でも気負っても仕方ないし、変わらぬ日常を過ごせるならそれが一番いいし、そうしてずっと続いていくのがいい。


不安をこまめに綴るのは私の精神衛生上大変宜しくないと思っていたので、根治の日を待っていた。
ブラストミヤギ落選で彼女は凹みまくってたけど笑、次は2015ツアーがあるので。その申し込みができる明日があるので。申し込むかまだ分からないけど。


ひとまず闘病は終わった。
いろんなことを考えた一年だった。

自分が鬱々としてる日も、ふとTVをつけると、嵐が嵐らしく笑ってる。わたしのこの15年、好きの温度差こそあれ、ずっとそうだったんだ。20年目も、30年目も、そうであって欲しい。
いや、私の人生=嵐ではないんだけど、日常に嵐がいるのは当たり前なんだなぁとしみじみと感じた。
お茶の間にいるのが当たり前な嵐はすごい。タモさんかよ…


とか言いつつ今はJUMPくんたちへの熱が最高潮超なんですけどね!!!てっぺんが止まることを知らずどこまでも昇りつめそうなJUMPくんたちの勢いが楽しい…!!!
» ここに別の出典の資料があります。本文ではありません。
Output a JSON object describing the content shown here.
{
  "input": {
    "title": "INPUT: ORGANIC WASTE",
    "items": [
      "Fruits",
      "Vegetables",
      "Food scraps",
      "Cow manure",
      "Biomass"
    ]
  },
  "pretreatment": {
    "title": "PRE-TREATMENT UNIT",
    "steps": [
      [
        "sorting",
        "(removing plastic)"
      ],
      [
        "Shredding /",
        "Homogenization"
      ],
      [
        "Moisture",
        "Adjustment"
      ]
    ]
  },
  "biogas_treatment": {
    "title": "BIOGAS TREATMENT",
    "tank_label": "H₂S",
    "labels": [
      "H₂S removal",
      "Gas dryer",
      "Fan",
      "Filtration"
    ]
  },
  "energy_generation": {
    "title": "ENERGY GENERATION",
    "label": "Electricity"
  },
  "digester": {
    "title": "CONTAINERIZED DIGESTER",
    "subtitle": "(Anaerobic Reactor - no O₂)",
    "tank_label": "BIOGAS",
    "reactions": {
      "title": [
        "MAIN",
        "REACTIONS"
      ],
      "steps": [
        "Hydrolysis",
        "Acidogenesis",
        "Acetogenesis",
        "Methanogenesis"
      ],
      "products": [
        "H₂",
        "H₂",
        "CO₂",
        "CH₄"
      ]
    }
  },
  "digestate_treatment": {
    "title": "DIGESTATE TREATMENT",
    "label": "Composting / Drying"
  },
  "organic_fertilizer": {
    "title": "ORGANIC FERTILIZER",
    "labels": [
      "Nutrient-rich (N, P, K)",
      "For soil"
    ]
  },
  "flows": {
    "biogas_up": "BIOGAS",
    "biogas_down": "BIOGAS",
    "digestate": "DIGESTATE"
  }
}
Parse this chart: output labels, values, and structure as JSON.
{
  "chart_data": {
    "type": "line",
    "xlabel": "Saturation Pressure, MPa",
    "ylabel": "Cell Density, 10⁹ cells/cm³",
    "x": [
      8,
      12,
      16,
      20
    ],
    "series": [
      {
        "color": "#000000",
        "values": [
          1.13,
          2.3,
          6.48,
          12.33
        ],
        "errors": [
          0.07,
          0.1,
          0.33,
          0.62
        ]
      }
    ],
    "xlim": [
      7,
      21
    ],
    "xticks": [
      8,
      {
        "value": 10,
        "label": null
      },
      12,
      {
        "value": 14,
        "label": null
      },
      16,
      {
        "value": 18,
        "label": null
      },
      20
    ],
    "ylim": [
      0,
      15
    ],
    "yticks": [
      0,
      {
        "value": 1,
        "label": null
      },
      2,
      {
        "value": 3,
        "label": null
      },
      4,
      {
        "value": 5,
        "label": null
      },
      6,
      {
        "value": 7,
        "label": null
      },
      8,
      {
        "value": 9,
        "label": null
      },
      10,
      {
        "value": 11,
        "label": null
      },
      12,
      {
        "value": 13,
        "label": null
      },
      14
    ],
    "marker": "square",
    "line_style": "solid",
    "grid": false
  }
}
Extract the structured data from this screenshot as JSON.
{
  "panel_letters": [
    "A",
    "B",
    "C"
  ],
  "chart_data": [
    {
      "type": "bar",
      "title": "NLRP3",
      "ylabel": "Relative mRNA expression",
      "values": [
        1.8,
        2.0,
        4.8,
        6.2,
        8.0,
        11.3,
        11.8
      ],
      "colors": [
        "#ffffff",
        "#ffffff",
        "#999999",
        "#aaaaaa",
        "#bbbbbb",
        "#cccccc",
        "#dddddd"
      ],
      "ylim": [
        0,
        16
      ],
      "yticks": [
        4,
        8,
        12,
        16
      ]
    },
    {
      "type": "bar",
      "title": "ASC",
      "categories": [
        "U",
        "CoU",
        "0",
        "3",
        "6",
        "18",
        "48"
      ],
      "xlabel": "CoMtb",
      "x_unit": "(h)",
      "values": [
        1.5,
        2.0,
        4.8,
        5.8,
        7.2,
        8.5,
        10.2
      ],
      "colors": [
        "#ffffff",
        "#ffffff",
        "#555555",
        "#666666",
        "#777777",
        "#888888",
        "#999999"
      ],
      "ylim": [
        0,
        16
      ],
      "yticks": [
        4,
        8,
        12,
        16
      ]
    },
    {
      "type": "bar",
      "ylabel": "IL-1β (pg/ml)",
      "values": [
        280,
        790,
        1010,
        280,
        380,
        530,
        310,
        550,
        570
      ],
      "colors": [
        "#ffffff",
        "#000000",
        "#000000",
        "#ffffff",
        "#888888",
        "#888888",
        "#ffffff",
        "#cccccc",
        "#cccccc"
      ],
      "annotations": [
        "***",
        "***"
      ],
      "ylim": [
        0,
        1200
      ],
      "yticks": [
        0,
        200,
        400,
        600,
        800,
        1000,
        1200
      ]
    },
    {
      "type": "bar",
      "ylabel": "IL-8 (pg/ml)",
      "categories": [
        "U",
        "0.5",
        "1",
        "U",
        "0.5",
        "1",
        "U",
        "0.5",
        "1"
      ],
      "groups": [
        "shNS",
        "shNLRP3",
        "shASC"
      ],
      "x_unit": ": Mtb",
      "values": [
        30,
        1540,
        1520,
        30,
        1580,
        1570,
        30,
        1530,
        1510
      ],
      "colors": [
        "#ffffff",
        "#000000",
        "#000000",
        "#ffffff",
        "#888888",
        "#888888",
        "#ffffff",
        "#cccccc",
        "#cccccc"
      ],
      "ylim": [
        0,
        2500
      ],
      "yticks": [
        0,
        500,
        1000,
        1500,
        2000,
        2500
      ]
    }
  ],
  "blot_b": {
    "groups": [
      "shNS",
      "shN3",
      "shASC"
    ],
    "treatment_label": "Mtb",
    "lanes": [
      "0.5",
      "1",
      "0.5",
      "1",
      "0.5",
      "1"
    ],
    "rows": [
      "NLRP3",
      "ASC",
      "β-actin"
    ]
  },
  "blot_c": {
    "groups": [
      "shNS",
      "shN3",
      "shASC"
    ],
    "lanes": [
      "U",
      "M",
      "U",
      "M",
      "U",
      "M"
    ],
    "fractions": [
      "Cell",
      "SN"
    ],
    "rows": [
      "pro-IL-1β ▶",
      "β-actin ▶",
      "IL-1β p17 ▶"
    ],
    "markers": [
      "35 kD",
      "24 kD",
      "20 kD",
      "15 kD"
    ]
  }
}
この先、この1年よりしんどいことがあるかもしれない。
その時の私の趣味がジャニーズかは分からないけれど、2014年8月からのこの1年、私は確かにジャニーズに元気をもらっていた。
いつでもキラキラの笑顔でアイドルでいてくれてありがとう。
まさか「好き」の対象が増えてこんな熱量が自分の中に生まれるとは思わなかったけど、これからはただ追いかけらるのが楽しそうでしょうがない。


後ろ向きは辛い。でも前向きすぎるのも生き辛い。
我が家のペース崩さず、この先一緒に居続けられたらいいなと思う。